Le fondateur doit aussi apprendre à déléguer et à faire confiance à ses équipes. En développant l’autonomie des collaborateurs, il prépare l’entreprise à fonctionner sans sa présence constante.
5. Partager la vision et la culture d’entreprise
Il est crucial que la vision et les valeurs du fondateur soient comprises, partagées et incarnées par l’ensemble des collaborateurs. Cela crée une culture d’entreprise forte, capable de perdurer même en l’absence du fondateur.
Lorsqu’un fondateur meurt et qu’une autre personne lui succède avec une vision contradictoire, l’entreprise s’engage sur une autre voie et, dans la plupart des cas, disparaît.
6. La révolution numérique comme catalyseur
La digitalisation offre une opportunité unique de formaliser les processus et de réduire la dépendance aux individus.

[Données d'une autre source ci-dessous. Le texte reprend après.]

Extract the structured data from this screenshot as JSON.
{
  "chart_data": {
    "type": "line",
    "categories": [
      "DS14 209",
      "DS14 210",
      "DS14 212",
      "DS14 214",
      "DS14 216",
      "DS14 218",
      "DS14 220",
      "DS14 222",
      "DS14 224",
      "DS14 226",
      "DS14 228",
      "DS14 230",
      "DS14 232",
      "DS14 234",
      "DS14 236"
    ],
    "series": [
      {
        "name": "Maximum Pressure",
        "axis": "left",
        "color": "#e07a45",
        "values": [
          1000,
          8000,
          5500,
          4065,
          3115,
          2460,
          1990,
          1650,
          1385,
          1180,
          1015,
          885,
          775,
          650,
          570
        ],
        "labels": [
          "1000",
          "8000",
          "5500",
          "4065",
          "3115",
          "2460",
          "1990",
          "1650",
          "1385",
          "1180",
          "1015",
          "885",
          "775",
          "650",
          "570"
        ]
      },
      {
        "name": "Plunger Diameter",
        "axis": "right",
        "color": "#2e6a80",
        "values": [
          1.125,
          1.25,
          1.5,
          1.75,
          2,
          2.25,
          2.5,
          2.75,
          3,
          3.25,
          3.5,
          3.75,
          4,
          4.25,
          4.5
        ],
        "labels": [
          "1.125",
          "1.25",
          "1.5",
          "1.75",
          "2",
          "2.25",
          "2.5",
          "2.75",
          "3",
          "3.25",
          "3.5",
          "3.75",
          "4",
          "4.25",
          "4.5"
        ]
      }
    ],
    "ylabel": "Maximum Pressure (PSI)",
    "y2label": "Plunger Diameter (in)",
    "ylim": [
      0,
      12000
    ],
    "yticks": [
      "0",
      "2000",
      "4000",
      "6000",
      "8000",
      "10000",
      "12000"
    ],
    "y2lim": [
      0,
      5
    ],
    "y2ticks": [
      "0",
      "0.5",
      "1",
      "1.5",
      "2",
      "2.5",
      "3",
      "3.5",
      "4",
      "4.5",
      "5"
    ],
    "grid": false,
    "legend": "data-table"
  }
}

Les outils de gestion intégrés, les plateformes collaboratives, et l’intelligence artificielle peuvent automatiser de nombreuses tâches traditionnellement réalisées de manière informelle.
Les entreprises technologiques africaines, nées dans l’ère digitale, montrent la voie en adoptant dès leur création des structures plus formalisées et des processus documentés.
L’exemple des secteurs créatifs
es agences créatives qui lient étroitement leur identité à la personnalité de leur fondateur courent d’énormes risques. Lorsque le fondateur constitue la seule force vitale de l’agence, son départ entraîne quasi inévitablement l’effondrement de l’entreprise. Pour inverser cette tendance, les agences doivent adopter une vision plus ambitieuse et investir dans la formation de leurs collaborateurs.
Les modèles de réussite émergents
Les champions régionaux
Quelques entreprises africaines commencent à démontrer qu’une autre voie est possible. Des groupes comme Equity Bank au Kenya, Dangote Group au Nigeria ou MTN en Afrique du Sud ont réussi à survivre à leurs fondateurs en développant des structures organisationnelles robustes.
Ces success stories partagent plusieurs caractéristiques : investissement massif dans les ressources humaines, systèmes de gouvernance sophistiqués, diversification géographique et sectorielle, et culture d’entreprise forte transcendant les individus.
L’inspiration de la diaspora
Les entrepreneurs de la diaspora africaine, formés aux standards internationaux, importent progressivement de nouvelles pratiques managériales. Leur double culture leur permet d’adapter les meilleures pratiques occidentales aux réalités africaines.
Conclusion
Faire grandir une entreprise est un exploit en soi. Mais la véritable réussite réside dans la capacité à la faire durer au-delà de la vie de son fondateur. Pour transformer nos entreprises en véritables institutions capables de traverser les générations, il est urgent de repenser la place du fondateur, de préparer la relève et d’instaurer une gouvernance solide. En partageant la vision, en formalisant les processus et en transmettant les savoirs, nos entreprises pourront non seulement grandir, mais aussi survivre et prospérer longtemps après le départ de leurs fondateurs.